More than sixty years after it shuttered its doors, a small-town soda fountain lives on underneath the main floor of Kansas City Museum.
In 1925, C.W. and Wilma R. Kirby’s drugstore in Modena, Missouri, approximately a hundred and forty miles northwest of Kansas City, was the social hub of their rural community. For nearly fifty years, the Kirbys, with the help of their six children, ran the combined drugstore, post office and soda fountain, serving homemade ice cream and phosphates, a popular drink in the early 1900s also thought to have health benefits. Drinks like Pluto Water, Green River and Wine-sip were popular fountain offerings at the Kirby Drugstore. While the latter two were flavored drinks, Pluto Water’s catch-phrase was “America’s Laxative.”
The Kirby’s drugstore was open fourteen hours a day, six days a week and a half-day on Sundays. The family, who lived upstairs, also ran an outdoor “movie theater” with weekly screenings on the side of the building. The Kirbys closed shop in the 1970s. In 1977, the Kirby children donated the entire contents of the drugstore, including original fixtures purchased from a St. Joseph company, to the Kansas City Museum.
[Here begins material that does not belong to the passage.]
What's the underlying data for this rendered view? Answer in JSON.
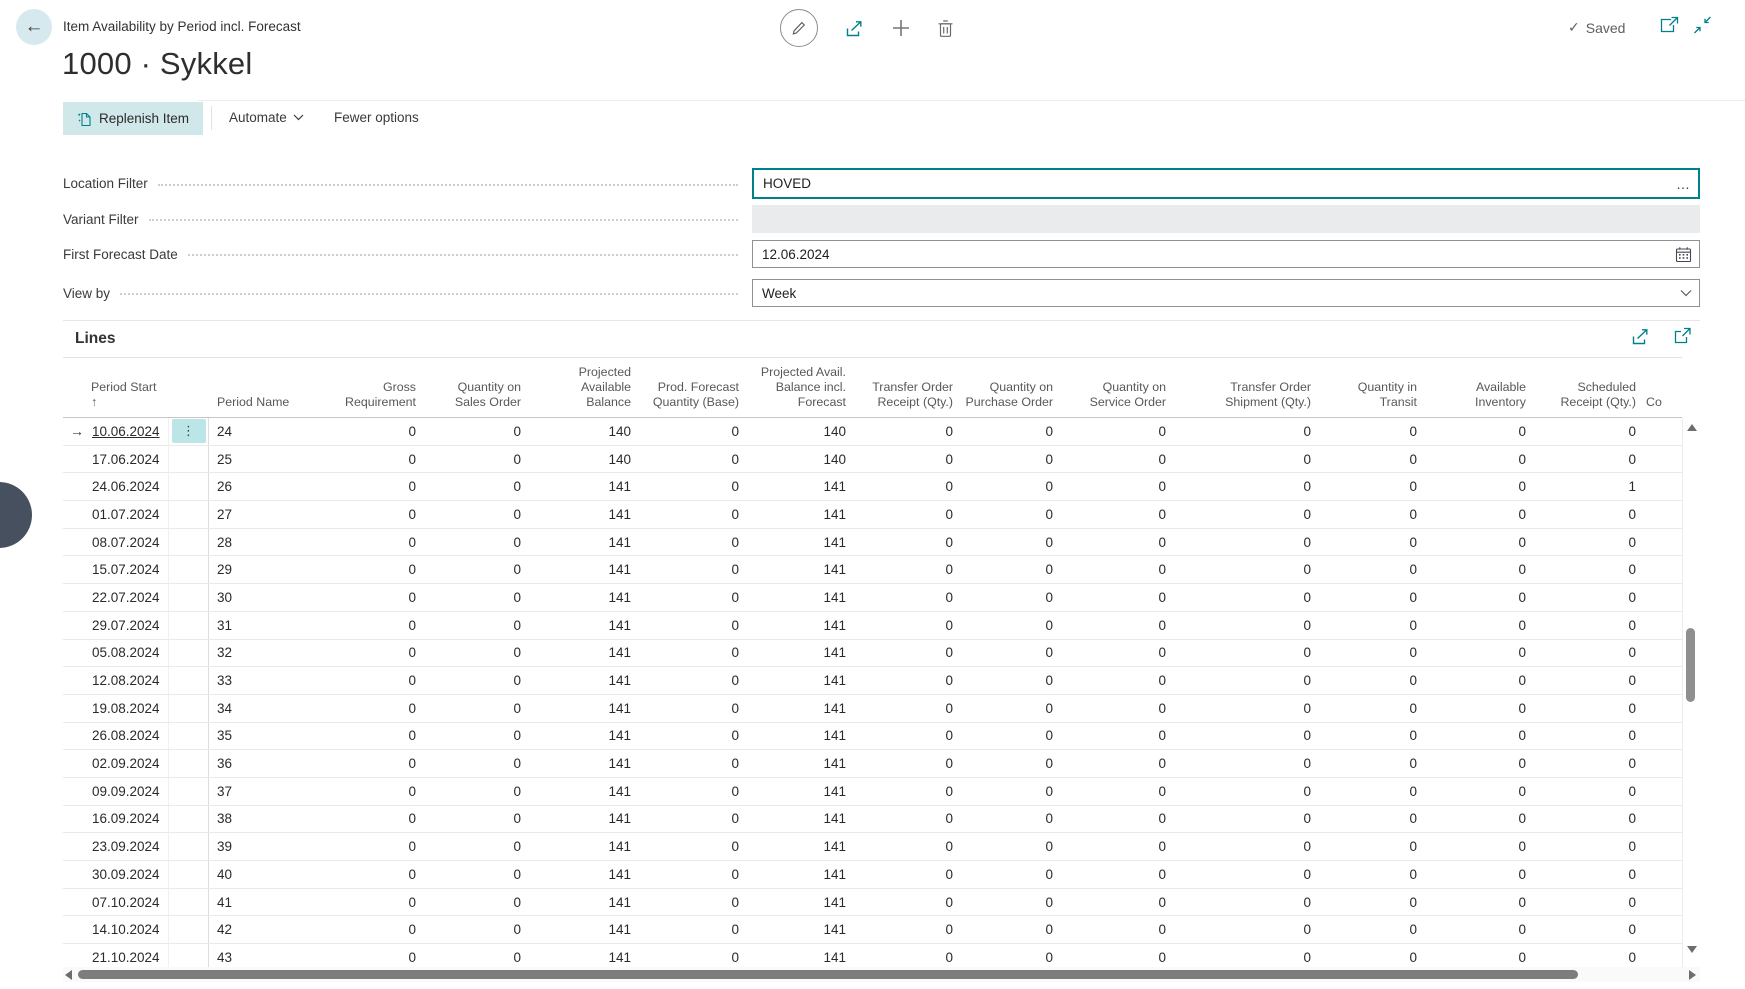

With the donation, the museum recreated an old-fashioned soda fountain, the “1910 Drug Store and Soda Fountain.” It was an interactive exhibit that included a working soda fountain and also served phosphates and ice cream.
When the museum, which is housed in a Beaux Arts mansion on a three-and-half-acre estate in the city’s historic northeast neighborhood, shut down around 2008 for renovations, so did the soda shop.
Along with the entire property, the soda fountain was also revamped. Now known as Elixir, it has been given a modern twist.
The white tin ceiling is still there, along with the original soda fountain counter, but sleek tables and plush booth seating has replaced much of the older decor.